Cloud Block Store: How Pure Storage Built a Cloud-Native Block Storage Solution

One of the major announcements of Pure Storage Accelerate 2019 was Cloud Block Store. TECHunplugged partially covered Cloud Block Store here, but the thought of a more complete coverage of this solution has been in our backlog ever since September 2019.

What is Cloud Block Store

Cloud Block Store (CBS) is Pure Storage’s implementation of a block storage system that can run natively in the cloud. CBS delivers block storage capabilities to cloud workloads while maintaining the same operational consistency in terms of data management and administration capabilities.

One of the goals of Pure Storage is to enable true bi-directional hybrid cloud mobility, allowing block-based workloads to run either on private or public clouds.

“So what?” will many say. “Yet another storage vendor developing a cloud-based appliance of their on-premises storage platform, right?”

Well, that’s the interesting and exciting point.

Building a cloud-native block storage architecture

What we expected was yet another virtual appliance, and we had it all wrong. Pure Storage went as far a developing a true cloud-native block storage architecture that doesn’t runs as a virtual appliance, but instead uses cloud native constructs as its building blocks.

Furthermore, the solution also uses cloud-native data availability mechanisms to implement resiliency. It should be noted that currently CBS is available only on AWS.

CBS Architecture

Seen from the outside, CBS operates similarly to a dual-controller storage array. Each controller (CBS Controller) is impersonated by an EC2 instance, for a total of 2 CBS Controllers.

These controllers have access to a virtual drive shelf comprising a total of 7 virtual disk drives. Each virtual disk drive is in fact an independent AWS EC2 instance, which has one EBS IO1 volume attached, and one EC2 Instance Store.

Cloud Block Store architecture (not showing the S3 persistent storage layer) – Source: Pure Storage CBS Configuration Guide

Diving deeper into each virtual disk, the EBS IO1 volume is used as NVRAM and as write buffer (see here for a detailed description of IO1 volumes).
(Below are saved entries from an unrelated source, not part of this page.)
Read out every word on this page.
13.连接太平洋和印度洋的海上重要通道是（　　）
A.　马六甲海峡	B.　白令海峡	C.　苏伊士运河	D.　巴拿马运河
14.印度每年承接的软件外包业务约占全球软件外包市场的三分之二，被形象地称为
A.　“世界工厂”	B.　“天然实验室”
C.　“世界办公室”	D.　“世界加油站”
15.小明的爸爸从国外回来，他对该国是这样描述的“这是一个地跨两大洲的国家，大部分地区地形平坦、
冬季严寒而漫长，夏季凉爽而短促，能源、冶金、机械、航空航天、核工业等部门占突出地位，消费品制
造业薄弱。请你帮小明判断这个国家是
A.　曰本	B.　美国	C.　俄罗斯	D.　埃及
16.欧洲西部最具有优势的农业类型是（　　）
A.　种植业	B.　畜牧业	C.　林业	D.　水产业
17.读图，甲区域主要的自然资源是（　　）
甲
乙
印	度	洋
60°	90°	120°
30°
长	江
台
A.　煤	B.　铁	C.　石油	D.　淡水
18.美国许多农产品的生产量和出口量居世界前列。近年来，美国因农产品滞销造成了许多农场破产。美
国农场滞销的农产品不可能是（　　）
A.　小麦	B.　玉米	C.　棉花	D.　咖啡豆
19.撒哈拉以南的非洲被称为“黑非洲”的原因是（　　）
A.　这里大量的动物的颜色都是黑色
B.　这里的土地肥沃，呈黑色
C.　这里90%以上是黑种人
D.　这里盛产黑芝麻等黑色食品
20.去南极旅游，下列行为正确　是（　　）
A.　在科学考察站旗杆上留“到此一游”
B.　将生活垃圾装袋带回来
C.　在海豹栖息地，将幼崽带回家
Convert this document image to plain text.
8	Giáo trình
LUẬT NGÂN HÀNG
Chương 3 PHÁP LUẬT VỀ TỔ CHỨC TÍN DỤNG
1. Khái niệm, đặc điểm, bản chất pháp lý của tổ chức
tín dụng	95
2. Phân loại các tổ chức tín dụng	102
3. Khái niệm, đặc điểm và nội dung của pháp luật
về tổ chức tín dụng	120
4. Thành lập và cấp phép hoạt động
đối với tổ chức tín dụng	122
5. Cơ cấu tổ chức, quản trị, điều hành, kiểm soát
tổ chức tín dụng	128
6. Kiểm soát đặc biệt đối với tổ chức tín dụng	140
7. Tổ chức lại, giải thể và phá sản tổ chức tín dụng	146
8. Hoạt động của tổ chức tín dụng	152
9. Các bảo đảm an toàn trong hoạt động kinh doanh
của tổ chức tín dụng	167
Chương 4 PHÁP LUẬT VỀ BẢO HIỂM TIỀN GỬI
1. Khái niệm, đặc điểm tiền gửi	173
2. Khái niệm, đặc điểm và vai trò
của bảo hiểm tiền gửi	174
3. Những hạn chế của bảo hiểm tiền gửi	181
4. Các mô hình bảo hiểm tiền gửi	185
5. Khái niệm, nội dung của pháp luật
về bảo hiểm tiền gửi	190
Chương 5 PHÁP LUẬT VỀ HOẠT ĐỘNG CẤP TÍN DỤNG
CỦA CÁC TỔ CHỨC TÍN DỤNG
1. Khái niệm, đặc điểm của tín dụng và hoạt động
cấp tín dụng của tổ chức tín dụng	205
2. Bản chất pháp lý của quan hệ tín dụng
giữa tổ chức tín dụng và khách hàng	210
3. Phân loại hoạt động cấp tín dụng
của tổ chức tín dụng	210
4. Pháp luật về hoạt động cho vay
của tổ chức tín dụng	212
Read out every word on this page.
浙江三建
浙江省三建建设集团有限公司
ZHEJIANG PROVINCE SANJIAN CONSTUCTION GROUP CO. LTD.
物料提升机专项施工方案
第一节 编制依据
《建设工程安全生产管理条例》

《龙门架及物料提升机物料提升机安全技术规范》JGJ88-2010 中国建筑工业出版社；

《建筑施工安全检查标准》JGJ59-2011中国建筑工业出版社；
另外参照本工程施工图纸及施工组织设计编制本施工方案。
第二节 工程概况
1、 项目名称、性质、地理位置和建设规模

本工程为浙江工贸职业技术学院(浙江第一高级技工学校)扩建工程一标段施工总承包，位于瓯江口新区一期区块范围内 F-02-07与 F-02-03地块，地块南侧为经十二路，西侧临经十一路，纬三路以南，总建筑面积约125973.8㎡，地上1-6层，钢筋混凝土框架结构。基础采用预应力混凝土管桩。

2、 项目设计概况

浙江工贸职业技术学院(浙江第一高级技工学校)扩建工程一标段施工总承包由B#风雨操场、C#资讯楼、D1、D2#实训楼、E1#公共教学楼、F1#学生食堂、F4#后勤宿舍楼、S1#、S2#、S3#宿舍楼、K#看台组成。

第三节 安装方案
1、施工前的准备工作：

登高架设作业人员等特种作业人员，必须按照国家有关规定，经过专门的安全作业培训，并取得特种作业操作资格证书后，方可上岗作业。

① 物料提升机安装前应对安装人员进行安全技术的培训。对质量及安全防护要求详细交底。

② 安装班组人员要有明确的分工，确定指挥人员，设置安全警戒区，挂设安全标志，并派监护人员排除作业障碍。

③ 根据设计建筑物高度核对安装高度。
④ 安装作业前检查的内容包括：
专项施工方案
The Instance Store is used as a non-persistent read mirror. This implies fast enough storage.

For each of the virtual disks, CBS requires either i3.2xlarge EC2 instances (a total of 7 for its //VA10-R1 implementation), or i3.4xlarge EC2 instances (a total of 7 for the //VA20-R1 implementation). Both EC2 instance types use NVMe SSDs, delivering adequate bandwidth and latency for read operations.

Each virtual drive acts as a read cache & write buffer, and is also responsible of writing data to the persistent storage layer, which uses AWS S3 object storage with high durability.

Needless to say, Pure Storage has extensive documentation on how to set up CBS.

High Availability & Data Services

High Availability is implemented by using AWS Availability Zones (AZs). It’s possible to use Pure Storage ActiveCluster feature to create an active cluster where one CBS instance resides in Availability Zone 1, and the other CBS instance in Availability Zone 2.

ActiveCluster performs synchronous data replication between both CBS instances, and performs a full failover if there is an outage on one of the AZs.

Data services include thin provisioning, deduplication and compression of the data. Snapshots are also supported, and are interoperable with on-premises physical Pure Storage infrastructure. Finally, the entire cloud based CBS environment is encrypted at rest.

Use cases of Cloud Block Store

Clearly, the goal is to deliver the same experience as on-premises Pure Storage infrastructure, but to use the elasticity of public cloud services to provision capacity on demand.

Perhaps the primary use case is Disaster Recovery, allowing organizations to replicate data between private and public clouds without having to worry about co-locating physical hardware at a remote data center. Replication is bidirectional and works with other Pure Storage products (FlashArray, FlashBlade) as well as NFS targets or cloud-based storage.

The other big use case for this feature is related to data protection and backups. Snapshot-based backups can be made from on-premises environments directly to the cloud. And those snapshots can be restored back to on-premises physical Pure Storage hardware, or to another cloud-based CBS instance. These backups can be done at the array level, volume level or even VM level. It is also possible to free up space from existing on-premises arrays and permanently move that data to S3, and restore it when needed.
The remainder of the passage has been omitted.